Recent studies have detected structurally bound water in the refractory silicate minerals present in ordinary and enstatite chondrite meteorites. The mechanism for the incorporation of the hydrogen is not well defined. In this paper we quantitatively examine a two-fold process involving the implantation and diffusion of nebular hydrogen ions that is responsible for the hydration of the chondritic minerals. Our simulations show that depending on critical parameters, including the flux of the protons in nebular plasma, retention coefficient, temperature of the silicate minerals, and desorption rate of implanted hydrogen, the implantation of low-energy hydrogen ions can result in equivalent water contents of ∼0.1 wt% in chondritic silicates within 10 years. Thus, this novel mechanism operating in the nebula at 10⁻³ bar pressure and <650 K temperatures can efficiently hydrate the free-floating chondritic minerals prior to the rapid formation of planetesimals inside the snow line, and agree well with the wet accretion scenario for the inner solar system objects.

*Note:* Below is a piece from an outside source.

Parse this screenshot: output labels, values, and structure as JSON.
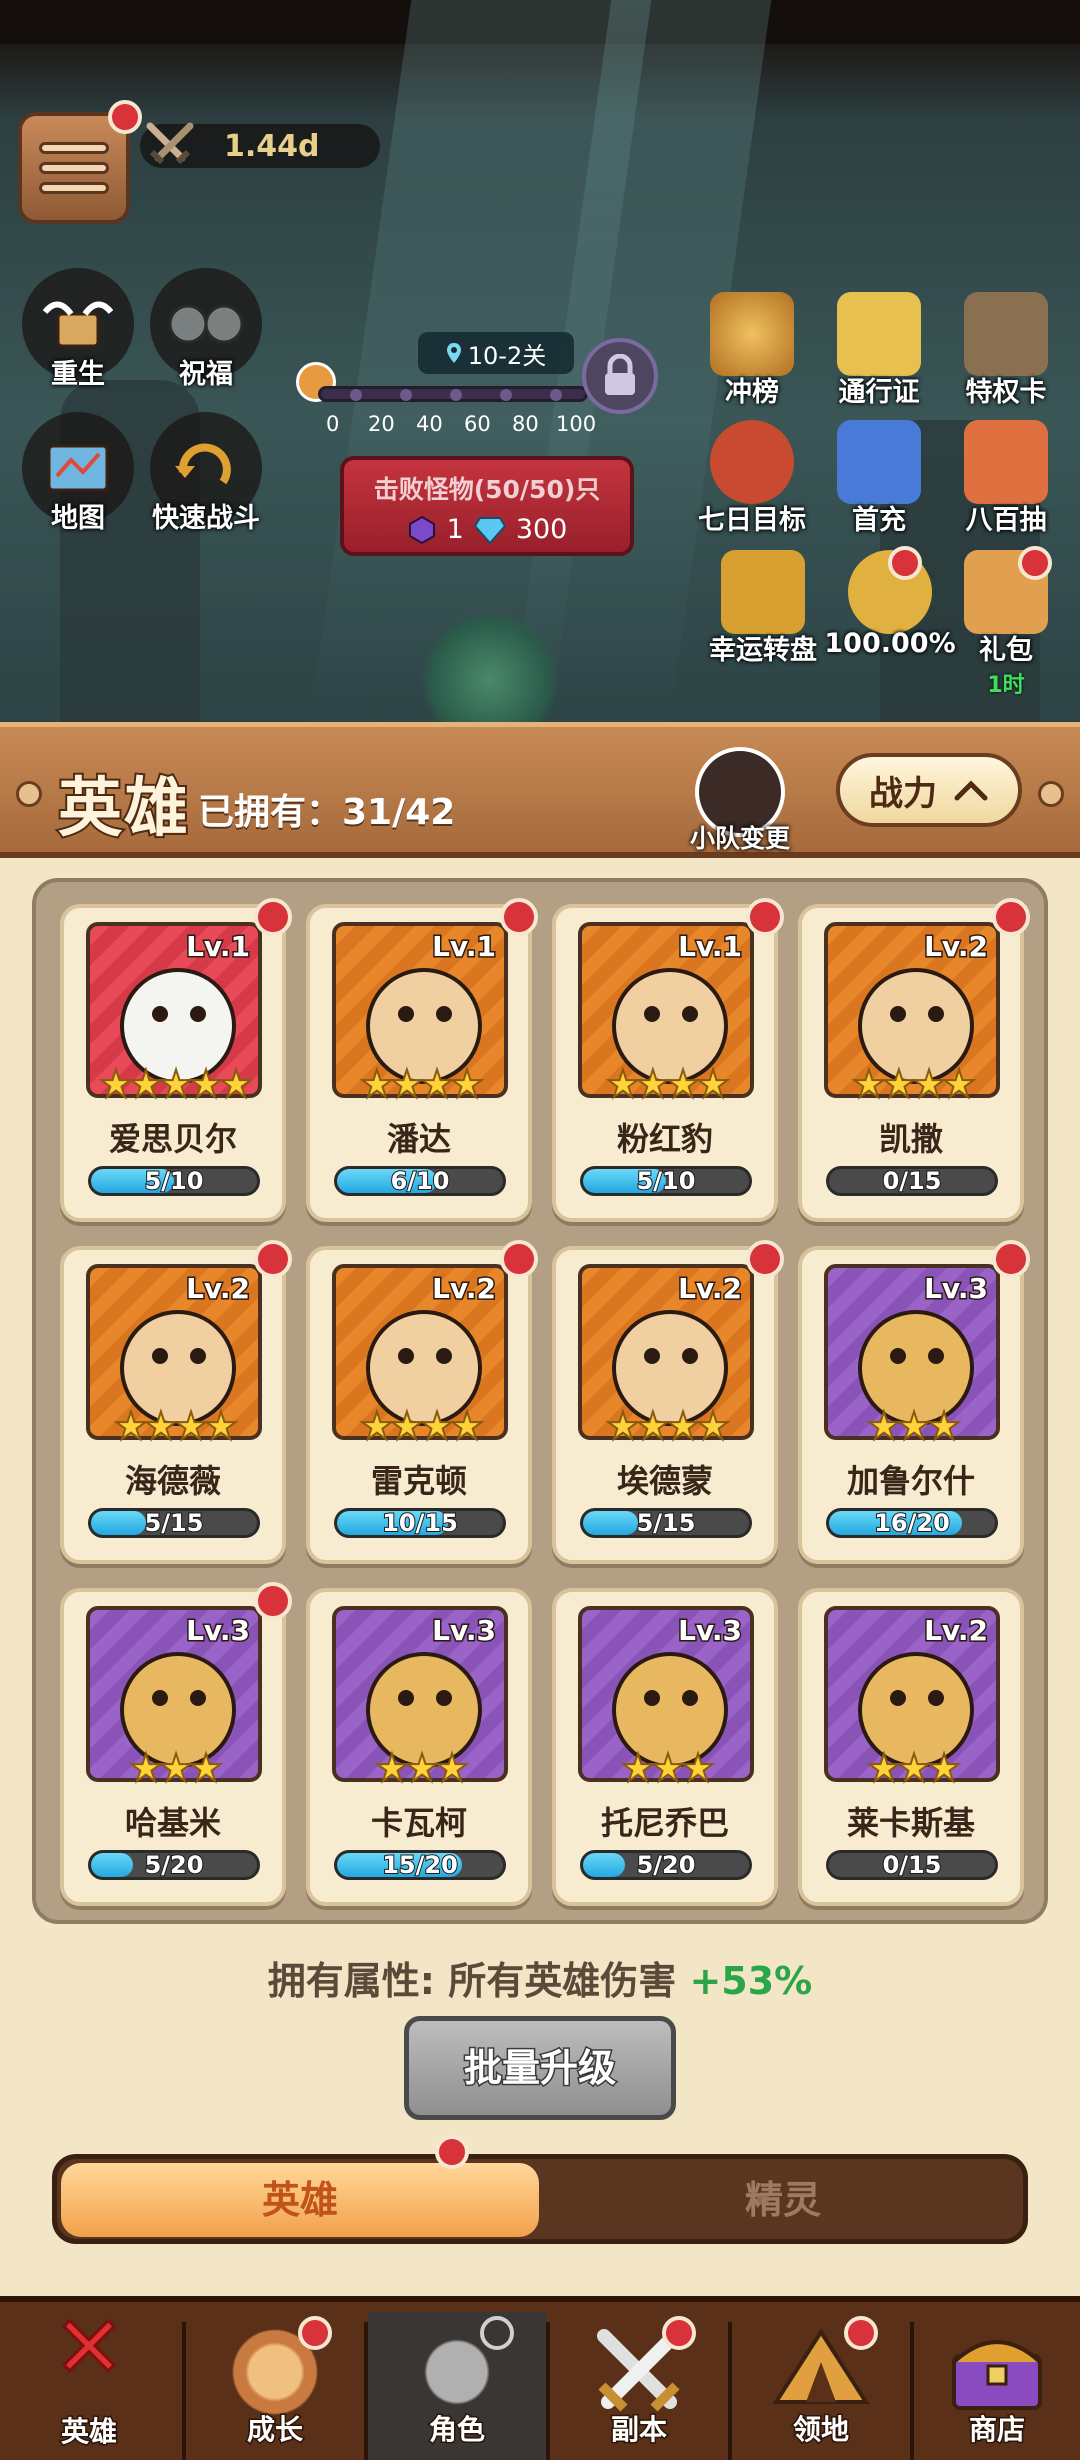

最近的研究已经在普通和顽火球粒陨石中存在的难熔硅酸盐矿物中检测到结构结合水。掺入氢的机制尚不明确。在本文中，我们定量研究了一个双重过程，该过程涉及负责球粒陨石矿物水合的星云氢离子的注入和扩散。我们的模拟表明，根据关键参数，包括星云等离子体中质子的通量、保留系数、硅酸盐矿物的温度和注入氢的解吸率，低能氢离子的注入可以导致等效的水含量在 10 年内在球粒状硅酸盐中约 0.1 wt%。因此，这种新颖的机制在 10 ^-3的星云中运行 bar 压力和 <650 K 温度可以在雪线内快速形成小行星之前有效地水合自由漂浮的球粒陨石矿物，并且与内部太阳系物体的湿吸积情景非常吻合。